7 hours ago
FBI Warning—All Smartphone Users Must Delete These Messages
The threat is worse than the headlines suggest.
A raft of news stories this week (1,2,3) report on the FBI warning 150 million Apple users to delete texts on their iPhones. Unfortunately the reality is even worse than those headlines suggest. Here's what you need to know and what you should do.
Right now, your cell phone is vulnerable to an ongoing attack that will come to you by way of text messages warning of dire consequences if you don't respond right away. Text messages that include links to pay outstanding bills or fines.
All of this is made up, of course, but you pay nonetheless because you're worried — that's the idea. These messages include unpaid tolls and newer DMV traffic offenses, but will soon widen the net to mimic texts from your bank or credit card company.
It's against this backdrop that we have seen headlines urging America's iPhone users specifically to delete the latest raft of DMV texts as soon as they're received.
The malicious texts are sent courtesy of organized Chinese criminal gangs that operate beyond the reach of U.S. law enforcement. They harness countless phone numbers from multiple countries and domains from multiple providers.
Despite network filtering and iOS and Android spam detection, the tidal wave of texts seemingly can't be stopped. Google has confirmed new AI-powered scam detection on its phones, and we await to see if this filters the threat or can be worked around.
The FBI's warning to delete all these co-called smishing texts came in an advisory last year, issued in the wake of the original unpaid toll scam that has now swept across America from state to state.

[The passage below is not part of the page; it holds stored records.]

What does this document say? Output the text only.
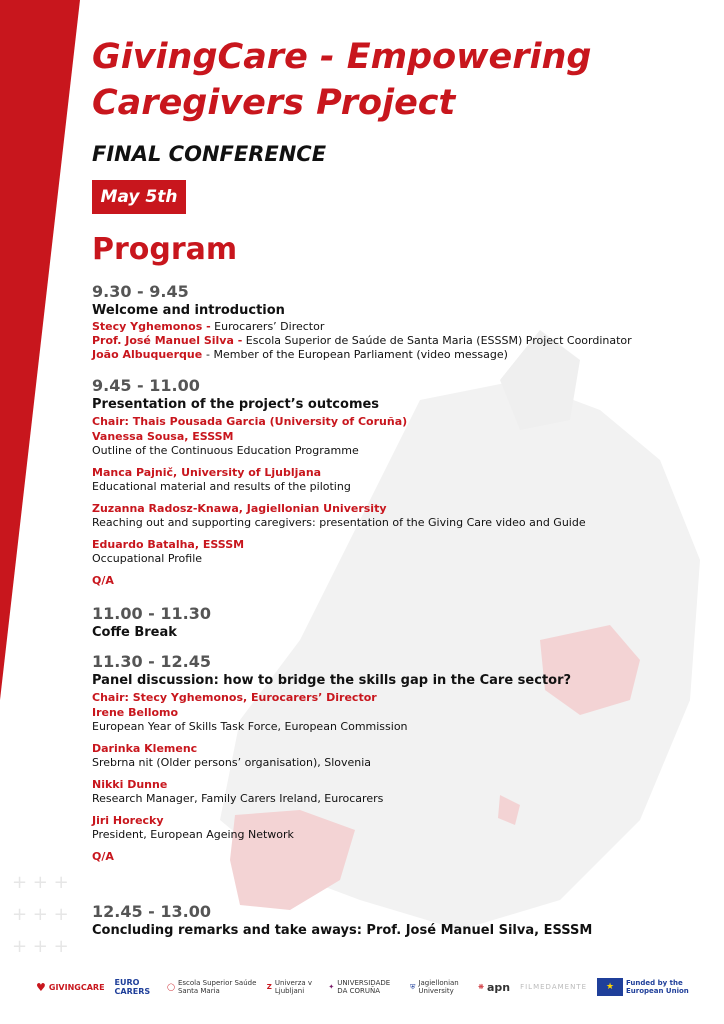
+ + +
+ + +
+ + +
GivingCare - Empowering Caregivers Project
FINAL CONFERENCE
May 5th
Program
9.30 - 9.45
Welcome and introduction
Stecy Yghemonos - Eurocarers’ Director
Prof. José Manuel Silva - Escola Superior de Saúde de Santa Maria (ESSSM) Project Coordinator
João Albuquerque - Member of the European Parliament (video message)
9.45 - 11.00
Presentation of the project’s outcomes
Chair: Thais Pousada Garcia (University of Coruña)
Vanessa Sousa, ESSSM
Outline of the Continuous Education Programme
Manca Pajnič, University of Ljubljana
Educational material and results of the piloting
Zuzanna Radosz-Knawa, Jagiellonian University
Reaching out and supporting caregivers: presentation of the Giving Care video and Guide
Eduardo Batalha, ESSSM
Occupational Profile
Q/A
11.00 - 11.30
Coffe Break
11.30 - 12.45
Panel discussion: how to bridge the skills gap in the Care sector?
Chair: Stecy Yghemonos, Eurocarers’ Director
Irene Bellomo
European Year of Skills Task Force, European Commission
Darinka Klemenc
Srebrna nit (Older persons’ organisation), Slovenia
Nikki Dunne
Research Manager, Family Carers Ireland, Eurocarers
Jiri Horecky
President, European Ageing Network
Q/A
12.45 - 13.00
Concluding remarks and take aways: Prof. José Manuel Silva, ESSSM
♥ GIVINGCARE EURO CARERS	◯ Escola Superior Saúde Santa Maria	Z Univerza v Ljubljani	✦ UNIVERSIDADE DA CORUÑA
⛨ Jagiellonian University	❋ apn FILMEDAMENTE	★	Funded by the European Union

Any such texts, it said, should be deleted from phones.
But that applies to iPhone and Android users — to all smartphone users. There are some iPhone specifics — the OCGs prefer iMessage to SMS, albeit they like RCS as well, and the texts often include instructions to 'Please reply with 'Y'' to get around iPhone's link blocking from unknown senders. But the the attack targets all users indiscriminately.
As I reported a week ago, the FBI has confirmed it is now investigating the latest plague of DMV-themed texts, which is unsurprising. The volume of those texts in particular surged almost 800% in the first week of June alone, and has not slowed down since.
A single bad actor armed with numbers and domains can send as many as '60,000,000 texts a per month, or 720,000,000 per year,' if that helps explain why there's almost no one in America who hasn't yet received these texts or knows someone who has.